Sainsburys has forecast up to 10% growth in retail operating profit in its new financial year as it said that it can continue to win customers from rivals.
For the year ending 2 March, Sainsburys posted underlying pre-tax profit of £701 million. This was ahead of guidance of £670-700 million and the £690 million made in 2022/23.
Shares were however down 2% in morning trading, which analysts said reflected a weaker performance from general merchandise and a forecast for lower profit from financial services, which the group is winding down.
Total sales for 2023/24 were up 3.4% at £36.3 billion, with fourth quarter like-for-like sales excluding fuel up 4.8%.
In grocery, the retailer said it benefitted from new product launches and the continuing consumer trend of eating at home more than eating out.
Market Share
Britain’s second largest supermarket group has a 15.3% share of the UK’s grocery market according to the latest data from Kantar.
The retailer, which trails behind only Tesco, beat company guidance for profit in its 2023/24 year as it outperformed the wider market.
Sainsburys and Tesco – which also forecast a rise in profit – are pulling ahead of rivals Asda and Morrisons who facing high debts.

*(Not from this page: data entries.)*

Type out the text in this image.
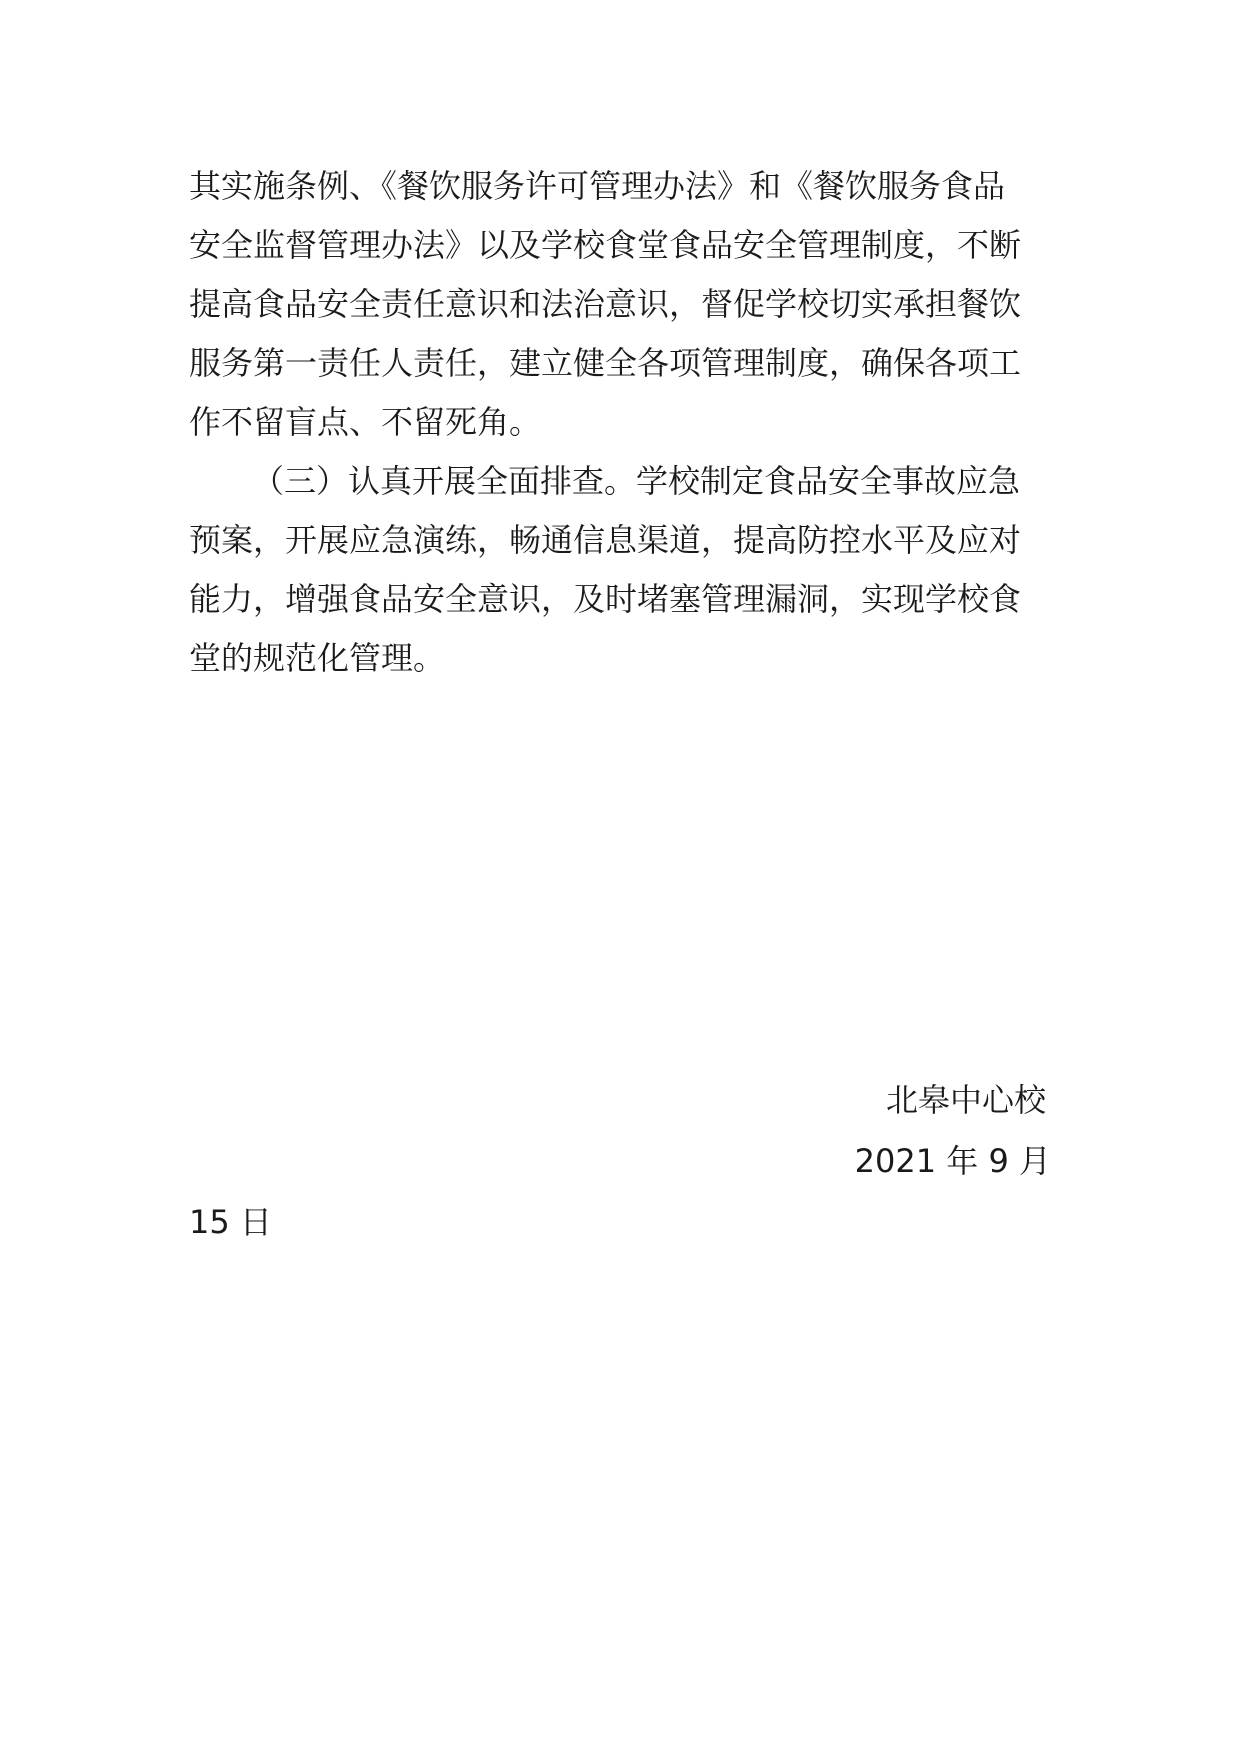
其实施条例、《餐饮服务许可管理办法》和《餐饮服务食品
安全监督管理办法》以及学校食堂食品安全管理制度，不断
提高食品安全责任意识和法治意识，督促学校切实承担餐饮
服务第一责任人责任，建立健全各项管理制度，确保各项工
作不留盲点、不留死角。
（三）认真开展全面排查。学校制定食品安全事故应急
预案，开展应急演练，畅通信息渠道，提高防控水平及应对
能力，增强食品安全意识，及时堵塞管理漏洞，实现学校食
堂的规范化管理。
北皋中心校
2021 年 9 月
15 日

Under chief executive Simon Roberts, Sainsbury’s matched discounter Aldi’s prices on essential items and began offering better deals for its members through its Nectar loyalty scheme.
This was financed by cutting £1.3 billion of costs over the last three years.
In February, it set a new three-year cost savings target and vowed to step up capital expenditure and boost returns for shareholders.
‘Momentum’
Earlier this week, data from Kantar revealed that Sainsburys was one of the fastest growing supermarkets in the UK, with its market share up 40 basis points year-on-year.
“We’re really encouraged by momentum we’ve got in the business,” Roberts told reporters on Thursday.
He noted evidence that UK consumers are starting to “trade up” to pricier food products but that they are still cautious on general merchandise purchases.